Chances are, after 7 years it'll have risen in value. But in 2 years, I'd facter in a loss on todays prices, although only slight if anything at all.0 -
Jegersmart wrote: »To the OP:
There are a couple of things to bear in mind:
1. Unemployment is going to go up - especially in the public sector.
2. Banks are not lending a lot now, with potential new reserve levels and regulations will ths improve ? (My view is probably not).
3. Interest rates are going to go up for sure over the next 2-3 years.
Bearing in mind the above I see prices trending down but it will probably be a bumpy ride as we go through periods of low demand, low supply with prices fluctuating accordingly. If it was me I would hold off or monitor the situation for 2-3 years as long as you are not disadvantaged by doing so. Also, bear in mind interest rates - if you fix for 3 years you will *probably* have a shock when it expires - or fix for 5 years and hope this worst is over. No one knows of course, and if you *need* a house now you obviously need to purchase and take steps to minimise your risk where possible.
IMHO, DYOR.
its a real catch 22 situation with interest rates. do you buy and get a decent 5 year fix but miss out on a crash if rates rise as fast as they fell. or do you hold out for a crash but then get hit by the same mortgage rates yourself.
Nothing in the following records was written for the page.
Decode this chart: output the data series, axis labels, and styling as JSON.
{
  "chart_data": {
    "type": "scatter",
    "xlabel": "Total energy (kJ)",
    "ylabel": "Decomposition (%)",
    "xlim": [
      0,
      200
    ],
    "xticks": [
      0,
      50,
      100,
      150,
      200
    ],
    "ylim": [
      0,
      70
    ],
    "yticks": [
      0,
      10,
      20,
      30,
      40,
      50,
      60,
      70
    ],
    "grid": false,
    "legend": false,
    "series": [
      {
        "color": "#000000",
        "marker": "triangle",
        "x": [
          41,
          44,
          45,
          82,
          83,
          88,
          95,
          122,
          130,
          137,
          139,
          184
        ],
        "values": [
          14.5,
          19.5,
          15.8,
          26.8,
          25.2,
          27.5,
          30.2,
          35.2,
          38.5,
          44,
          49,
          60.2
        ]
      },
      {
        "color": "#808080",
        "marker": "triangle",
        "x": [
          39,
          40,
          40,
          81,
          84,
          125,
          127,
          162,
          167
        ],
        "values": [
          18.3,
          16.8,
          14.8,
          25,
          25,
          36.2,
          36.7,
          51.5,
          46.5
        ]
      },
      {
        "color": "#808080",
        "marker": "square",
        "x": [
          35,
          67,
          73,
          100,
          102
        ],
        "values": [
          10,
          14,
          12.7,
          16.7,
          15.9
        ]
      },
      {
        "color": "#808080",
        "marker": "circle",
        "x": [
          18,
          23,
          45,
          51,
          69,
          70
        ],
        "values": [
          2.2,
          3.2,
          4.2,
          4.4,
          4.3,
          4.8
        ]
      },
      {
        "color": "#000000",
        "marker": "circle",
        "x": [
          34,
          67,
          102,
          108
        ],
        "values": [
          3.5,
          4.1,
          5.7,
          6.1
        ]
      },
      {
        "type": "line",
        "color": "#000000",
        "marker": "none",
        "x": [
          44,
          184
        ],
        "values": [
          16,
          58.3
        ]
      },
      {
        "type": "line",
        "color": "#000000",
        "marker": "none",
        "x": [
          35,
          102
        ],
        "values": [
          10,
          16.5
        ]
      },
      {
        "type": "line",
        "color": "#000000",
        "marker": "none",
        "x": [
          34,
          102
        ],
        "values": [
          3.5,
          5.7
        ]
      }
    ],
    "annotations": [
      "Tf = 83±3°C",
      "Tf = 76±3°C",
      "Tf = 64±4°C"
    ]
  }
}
I'm thinking that it could take anything upto 6 months ot buy a place and then with a 5 year fix that takes us to 5 years 6 months from now. hopefully this will be plenty of time for the country to sort itself out. if not then at least I had a stable mortgage thru the worst of it.
Does anyone have the maths skills to work out which cost us more a cheaper house but higher interest rates or a more expensive house and a cheaper mortgage? I suppose the variables are too great, but this is what is keeping me up at night. :-(0 -
I upsized a year ago and decided to fix for 7 years. my decision was based on a worst case senario of my house being worth the same as I bought it after 7 years.
Chances are, after 7 years it'll have risen in value. But in 2 years, I'd facter in a loss on todays prices, although only slight if anything at all.
I didn't realise you could fix for 7 years, can I ask who your lender is?0 -
iDoes anyone have the maths skills to work out which cost us more a cheaper house but higher interest rates or a more expensive house and a cheaper mortgage? I suppose the variables are too great, but this is what is keeping me up at night. :-(
The problem here is not mathematics related but rather a probability/forecasting one.
If you look at house prices historically, they have generally followed inflation with the exception of a few bubbles that have inflated and burst along the way. I would *not* treat property as an investment per se, unless you buy after a crash in certain areas and situations and so on. It is however an excellent saving vehicle - if only because you are legally obliged to repay your debt:)
The point I am making is that if you are needing a house to live in, in an area near where your family and friends and job are then forget trying to work out how to best "invest" in that way. I would personally then go ahead with the purchase you need to do and hedge your risks according to your own risk appetite. At least in that time you have a place where you want to live and you are paying down the mortgage. Please remember that risk management is not just fixing your rate in this - it could perhaps also be overpaying in the fixed period to leave more equity or less risk of negative equity if you like. Additionally there are 20 year + fixed mortgages availbale abroad in certain cirumstances although you would have to hedge your currency risk (if present). Might be overcomplicated.